Comment by dchu17

19 days ago

Yes this is a major problem I thought about. The makeshift solution here was to redact the “identifying information” on the press release. Even then, I benchmarked that GPT-5 could still match it back to the right TIKR around 53% of the time. It does not seem to be able to recall the price of the stock in my benchmark, but to be honest I’m not entirely sure how trustworthy this benchmark is and I may need to come up with a few more clever solutions to validate.

One solution could be to get experts to write similar press releases so that the text itself is out of distribution or if an actual quant firm has internal models, they can just make sure that there is a cutoff date to the pre-training data.

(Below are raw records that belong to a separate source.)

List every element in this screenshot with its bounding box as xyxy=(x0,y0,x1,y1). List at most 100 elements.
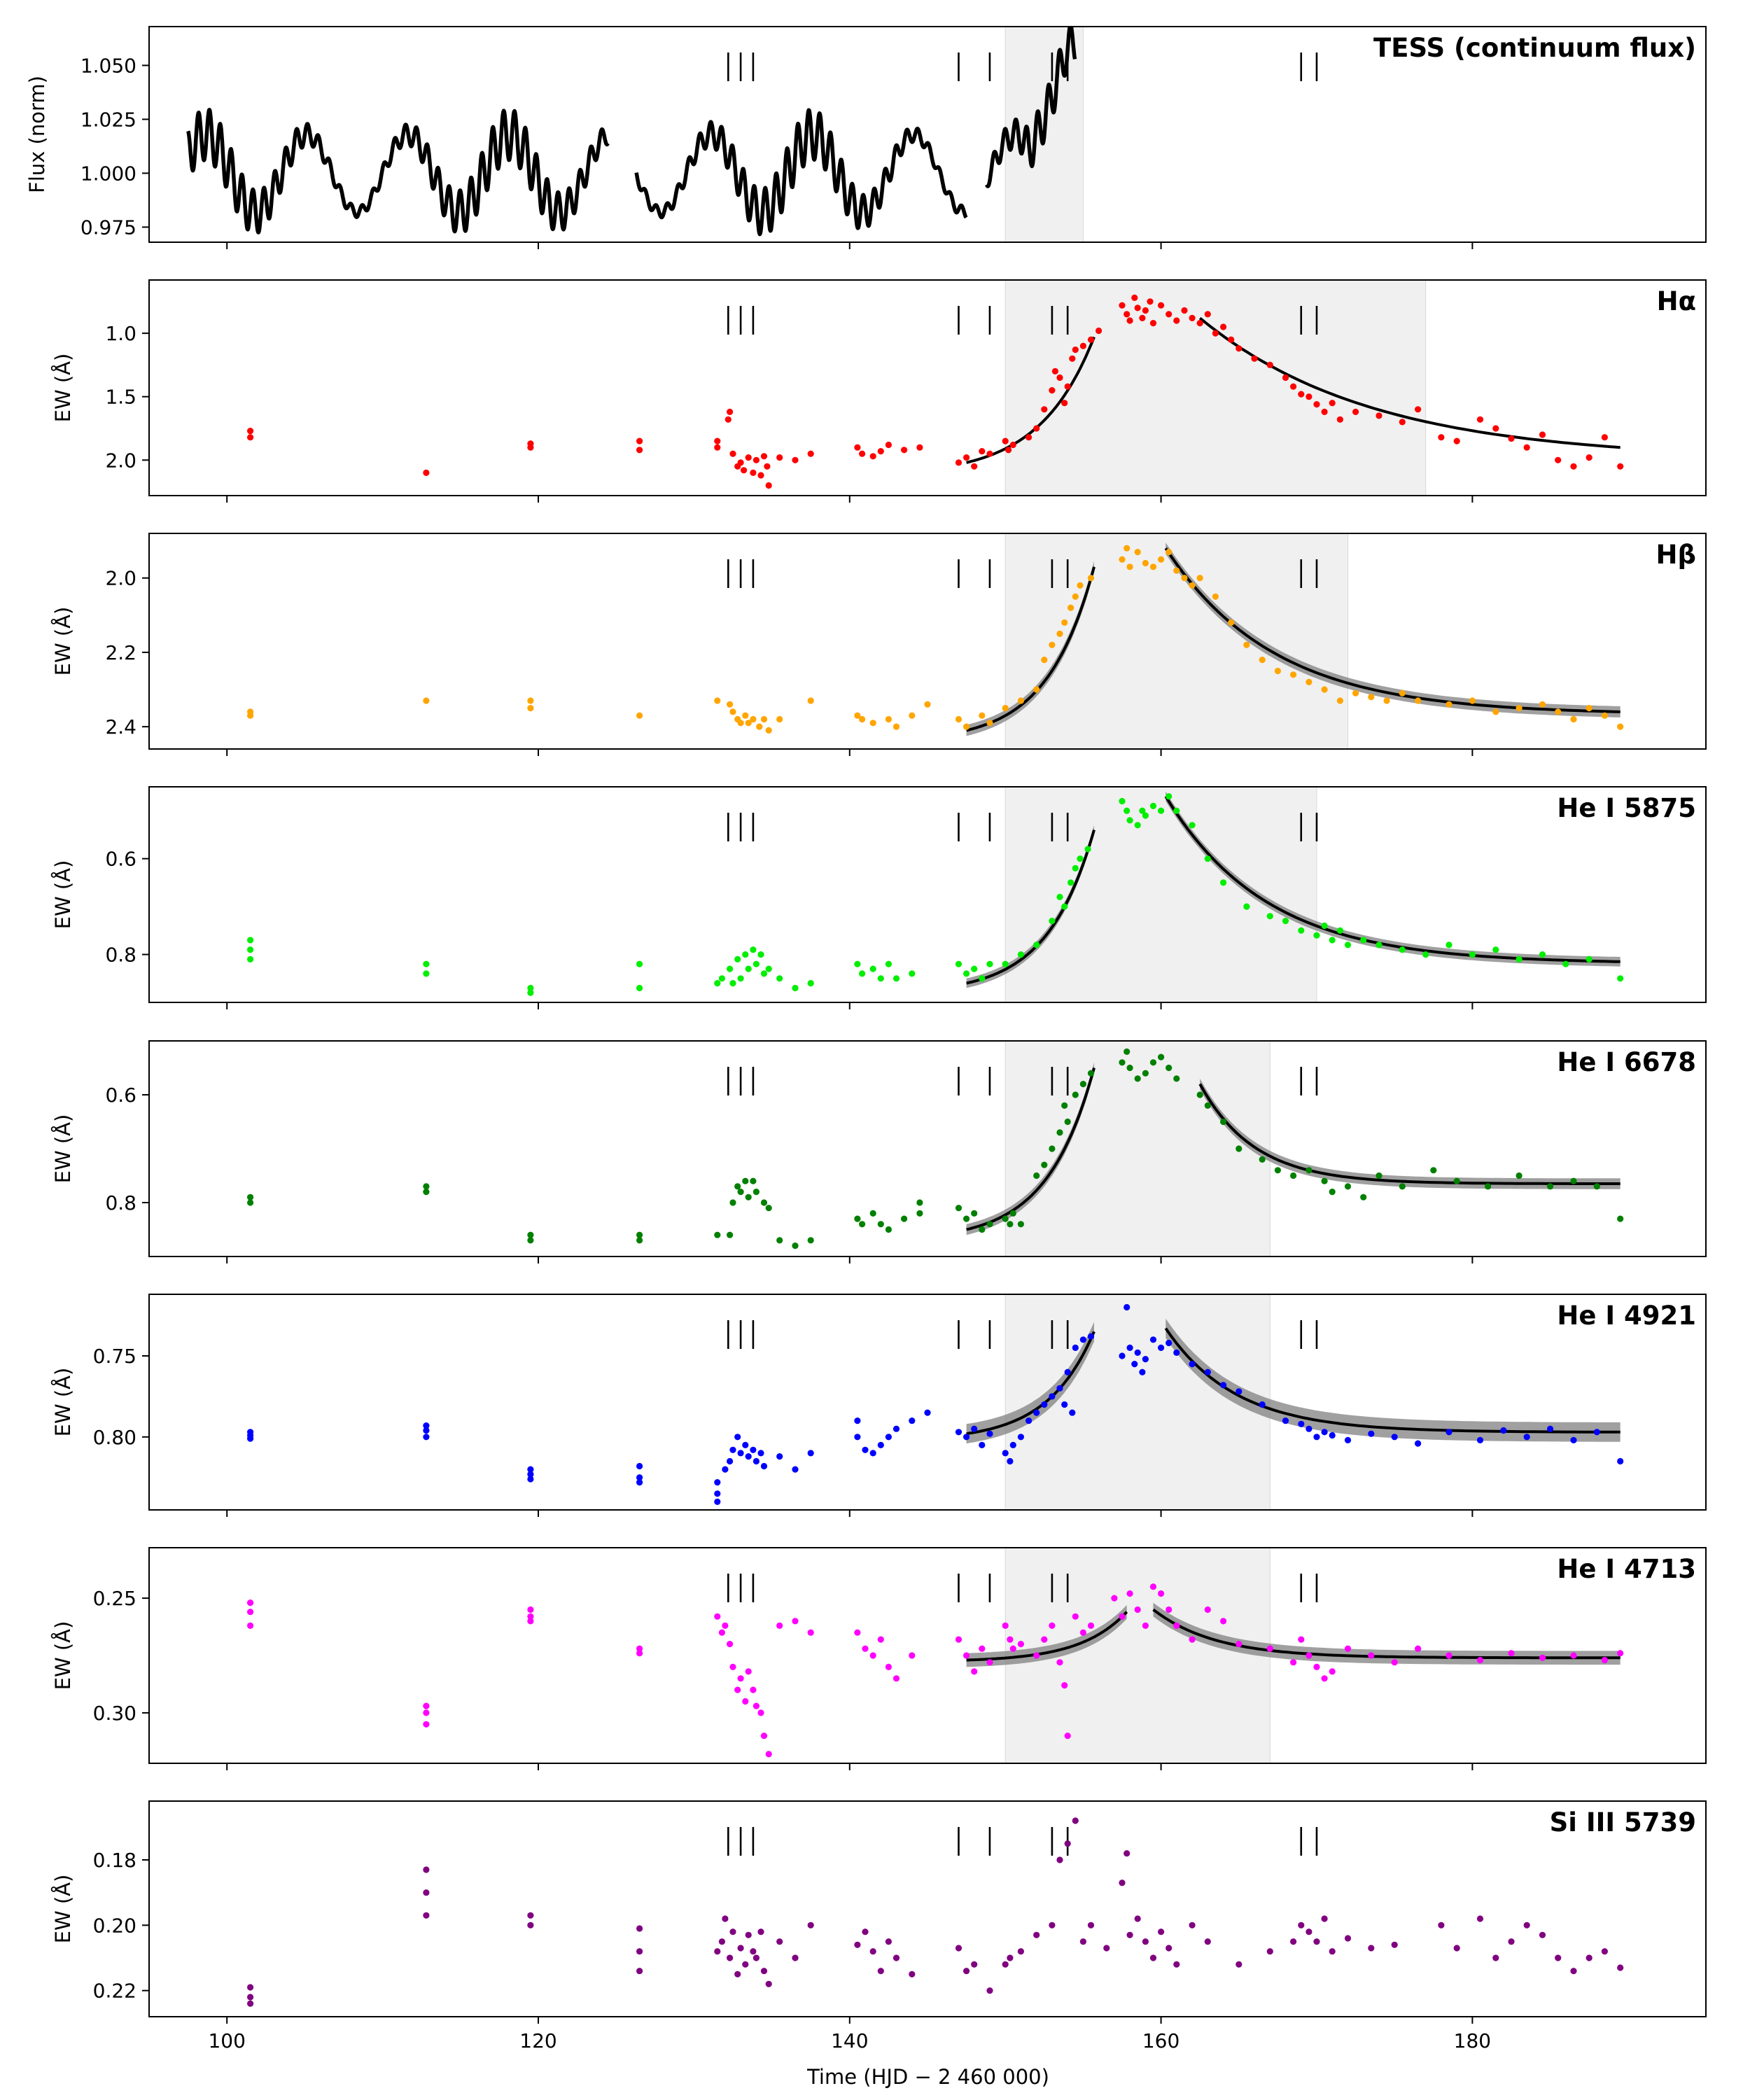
data-point xyxy=(1438,434,1445,441)
data-point xyxy=(1391,1434,1398,1441)
data-point xyxy=(752,1189,760,1196)
data-point xyxy=(1189,822,1196,829)
data-point xyxy=(1166,1339,1172,1347)
data-point xyxy=(955,1945,962,1952)
data-point xyxy=(423,970,430,977)
data-point xyxy=(527,705,534,712)
data-point xyxy=(1368,1652,1375,1659)
panel-frame xyxy=(148,533,1707,750)
data-point xyxy=(1087,1921,1095,1928)
data-point xyxy=(792,1954,799,1961)
data-point xyxy=(1142,1356,1149,1363)
data-point xyxy=(423,1709,430,1716)
data-point xyxy=(1061,1401,1068,1408)
data-point xyxy=(1321,922,1328,930)
data-point xyxy=(877,1441,884,1448)
data-point xyxy=(1124,1048,1130,1055)
data-point xyxy=(877,448,884,455)
data-point xyxy=(722,1622,729,1629)
data-point xyxy=(1181,575,1188,582)
data-point xyxy=(1251,355,1258,362)
data-point xyxy=(1259,657,1266,664)
data-point xyxy=(1336,416,1343,423)
data-point xyxy=(1142,559,1149,567)
data-point xyxy=(1204,855,1211,862)
fit-band-rise xyxy=(966,1604,1127,1667)
panel-title: Hα xyxy=(1657,286,1696,316)
data-point xyxy=(1033,1172,1040,1180)
data-point xyxy=(986,1430,993,1437)
data-point xyxy=(1415,1645,1422,1652)
data-point xyxy=(636,1474,643,1481)
data-point xyxy=(1352,690,1359,696)
data-point xyxy=(1446,1429,1452,1436)
data-point xyxy=(729,708,736,715)
data-point xyxy=(1329,1668,1336,1675)
data-point xyxy=(1236,1641,1242,1648)
data-point xyxy=(1321,1429,1328,1436)
y-tick-label: 0.975 xyxy=(80,216,136,239)
data-point xyxy=(423,960,430,967)
data-point xyxy=(1072,1817,1079,1824)
data-point xyxy=(714,1231,721,1238)
data-point xyxy=(1617,463,1624,470)
panel-frame xyxy=(148,1040,1707,1257)
data-point xyxy=(1139,807,1146,814)
data-point xyxy=(1617,723,1624,730)
x-tick-label: 100 xyxy=(208,2029,245,2052)
data-point xyxy=(1041,1401,1048,1408)
data-point xyxy=(423,1912,430,1919)
data-point xyxy=(1072,1344,1079,1351)
y-axis-label: EW (Å) xyxy=(51,607,75,676)
data-point xyxy=(1204,1368,1211,1376)
shared-x-axis: Time (HJD − 2 460 000) 100 120 140 160 180 xyxy=(208,2029,1491,2089)
data-point xyxy=(854,1629,861,1636)
data-point xyxy=(792,1242,799,1250)
y-tick-label: 1.000 xyxy=(80,162,136,185)
data-point xyxy=(423,1866,430,1873)
data-point xyxy=(636,447,643,454)
data-point xyxy=(527,697,534,704)
data-point xyxy=(727,965,734,972)
data-point xyxy=(729,1199,736,1206)
data-point xyxy=(862,1446,869,1453)
data-point xyxy=(1142,812,1149,819)
data-point xyxy=(854,960,861,967)
data-point xyxy=(1228,619,1235,626)
data-point xyxy=(1228,336,1235,343)
data-point xyxy=(1009,1210,1016,1217)
data-point xyxy=(901,1215,908,1222)
data-point xyxy=(1562,960,1569,967)
data-point xyxy=(1041,1636,1048,1643)
data-point xyxy=(1282,918,1289,925)
data-point xyxy=(1298,1921,1305,1928)
data-point xyxy=(1360,937,1367,944)
data-point xyxy=(423,1189,430,1196)
data-point xyxy=(1492,425,1499,432)
data-point xyxy=(909,1970,916,1977)
data-point xyxy=(1119,1352,1126,1359)
data-point xyxy=(1147,298,1154,305)
data-point xyxy=(971,1210,978,1217)
data-point xyxy=(1056,374,1063,382)
data-point xyxy=(877,1968,884,1975)
data-point xyxy=(1290,1659,1297,1666)
data-point xyxy=(1124,545,1130,552)
lightcurve-segment xyxy=(985,27,1077,188)
x-tick-label: 120 xyxy=(519,2029,556,2052)
data-point xyxy=(1220,879,1227,886)
data-point xyxy=(807,1450,814,1457)
data-point xyxy=(1072,593,1079,600)
data-point xyxy=(714,438,721,444)
data-point xyxy=(247,1199,254,1206)
data-point xyxy=(1259,1156,1266,1163)
data-point xyxy=(1079,1081,1086,1088)
data-point xyxy=(423,1427,430,1434)
y-tick-label: 0.20 xyxy=(93,1914,136,1937)
lightcurve-segment xyxy=(634,108,968,237)
data-point xyxy=(1126,317,1133,324)
data-point xyxy=(1142,1070,1149,1077)
data-point xyxy=(1329,1432,1336,1439)
data-point xyxy=(955,459,962,466)
data-point xyxy=(1149,1583,1157,1590)
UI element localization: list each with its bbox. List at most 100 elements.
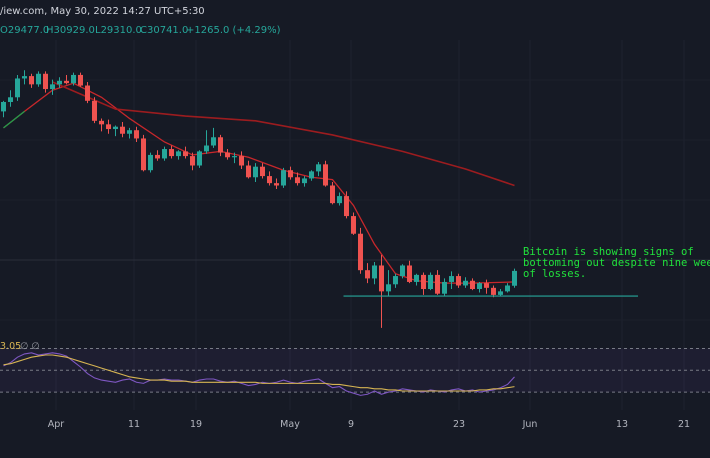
ohlc-readout: O29477.0 H30929.0 L29310.0 C30741.0 +126…	[0, 25, 281, 36]
candle-body	[421, 274, 426, 290]
rsi-extra: ∅ ∅	[20, 341, 40, 352]
candle-body	[85, 85, 90, 101]
x-tick-label: 11	[128, 419, 140, 430]
candle-body	[134, 130, 139, 139]
candle-body	[260, 166, 265, 177]
annotation: Bitcoin is showing signs of bottoming ou…	[523, 246, 710, 280]
candle-body	[379, 265, 384, 292]
candle-body	[330, 185, 335, 204]
candle-body	[414, 274, 419, 282]
candle-body	[435, 274, 440, 294]
rsi-value: 3.05	[0, 341, 21, 352]
candle-body	[57, 80, 62, 85]
x-tick-label: 21	[678, 419, 690, 430]
candle-body	[190, 156, 195, 166]
ohlc-high: H30929.0	[46, 25, 95, 36]
candle-body	[225, 152, 230, 158]
annotation-line-1: Bitcoin is showing signs of	[523, 246, 694, 258]
x-tick-label: May	[280, 419, 300, 430]
candle-body	[218, 137, 223, 153]
candle-body	[106, 124, 111, 130]
candle-body	[358, 233, 363, 271]
x-tick-label: Apr	[48, 419, 65, 430]
candle-body	[274, 183, 279, 186]
candle-body	[239, 156, 244, 166]
x-tick-label: Jun	[522, 419, 538, 430]
ohlc-open: O29477.0	[0, 25, 49, 36]
annotation-line-2: bottoming out despite nine weeks	[523, 257, 710, 269]
candle-body	[442, 281, 447, 294]
candle-body	[316, 164, 321, 172]
ohlc-change: +1265.0 (+4.29%)	[186, 25, 281, 36]
candle-body	[463, 280, 468, 286]
candle-body	[22, 76, 27, 79]
candle-body	[407, 265, 412, 282]
candle-body	[491, 287, 496, 295]
candle-body	[204, 145, 209, 152]
x-tick-label: 23	[453, 419, 465, 430]
candlestick-series	[1, 70, 517, 328]
candle-body	[246, 165, 251, 178]
candle-body	[127, 130, 132, 134]
x-axis: Apr 11 19 May 9 23 Jun 13 21	[48, 419, 690, 430]
candle-body	[477, 283, 482, 290]
candle-body	[372, 265, 377, 279]
candle-body	[43, 73, 48, 90]
x-tick-label: 9	[348, 419, 354, 430]
candle-body	[232, 156, 237, 158]
candle-body	[169, 149, 174, 157]
x-tick-label: 19	[190, 419, 202, 430]
candle-body	[470, 280, 475, 290]
candle-body	[71, 74, 76, 84]
candle-body	[155, 154, 160, 159]
candle-body	[253, 166, 258, 178]
annotation-line-3: of losses.	[523, 268, 586, 280]
candle-body	[386, 284, 391, 292]
candle-body	[351, 216, 356, 234]
candle-body	[365, 270, 370, 279]
moving-average-long	[52, 81, 515, 187]
candle-body	[197, 151, 202, 166]
candle-body	[176, 151, 181, 157]
candle-body	[505, 285, 510, 292]
candle-body	[15, 78, 20, 98]
candle-body	[29, 76, 34, 85]
candle-body	[309, 171, 314, 179]
candle-body	[78, 74, 83, 86]
candle-body	[281, 170, 286, 186]
candle-body	[64, 80, 69, 84]
candle-body	[162, 149, 167, 159]
rsi-panel	[0, 347, 710, 396]
candle-body	[50, 84, 55, 90]
candle-body	[400, 265, 405, 277]
candle-body	[92, 100, 97, 121]
rsi-moving-average	[3, 354, 515, 392]
candle-body	[449, 276, 454, 282]
rsi-readout: 3.05 ∅ ∅	[0, 341, 40, 352]
candle-body	[484, 283, 489, 288]
candle-body	[120, 126, 125, 134]
chart-source-datetime: /iew.com, May 30, 2022 14:27 UTC+5:30	[0, 6, 205, 17]
ohlc-low: L29310.0	[95, 25, 142, 36]
candle-body	[183, 151, 188, 157]
candle-body	[337, 196, 342, 204]
candle-body	[141, 138, 146, 171]
candle-body	[323, 164, 328, 186]
candle-body	[148, 154, 153, 171]
candle-body	[1, 101, 6, 112]
x-tick-label: 13	[616, 419, 628, 430]
candle-body	[344, 196, 349, 217]
candle-body	[302, 178, 307, 184]
candle-body	[498, 291, 503, 295]
candle-body	[428, 274, 433, 290]
moving-average-short-rising	[3, 110, 25, 129]
candle-body	[288, 170, 293, 178]
candle-body	[99, 120, 104, 125]
candle-body	[267, 176, 272, 184]
candle-body	[36, 73, 41, 85]
candle-body	[211, 137, 216, 146]
ohlc-close: C30741.0	[140, 25, 188, 36]
candle-body	[113, 126, 118, 130]
candle-body	[393, 276, 398, 285]
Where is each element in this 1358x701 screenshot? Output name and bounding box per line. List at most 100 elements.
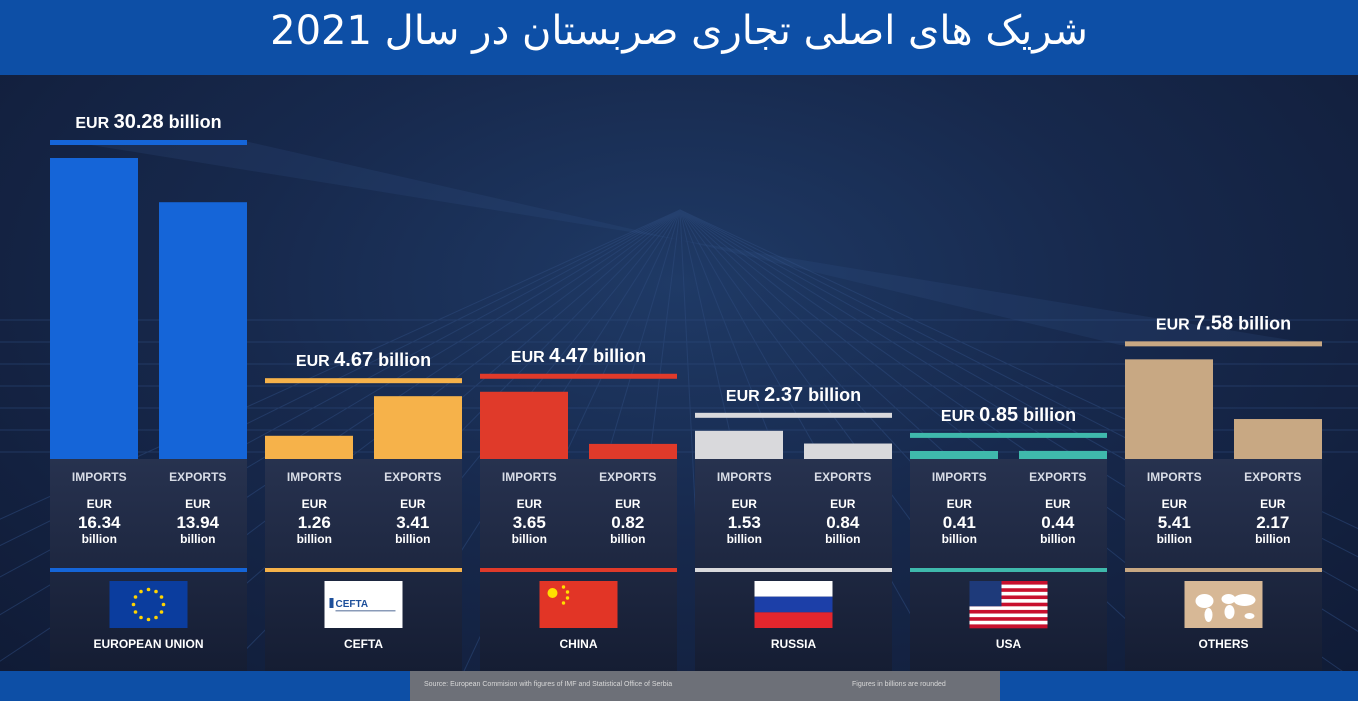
exports-value: 0.84 <box>826 513 860 532</box>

I'm curious, when you ran a quant fund, what was your approach?

1 comment

dchu17

mempko 18 days ago

We didn't use other LLMs. We built our own models and had a system designed to never leak future information at any given timepoint. Models can only access data the system allowed it at any time point gating future information. This means even training has to use the same system.

You have to design it from the ground up with that approach. Just to give you an idea of how hard it is, when a company releases an earnings report, they can update it in the future with corrected information, so if you pull it later you will leak future information into the past. So even basics like earnings need to be versioned by time.

But you know, most people don't really care and think they have an edge, and who knows maybe they do. Only live trading will prove it.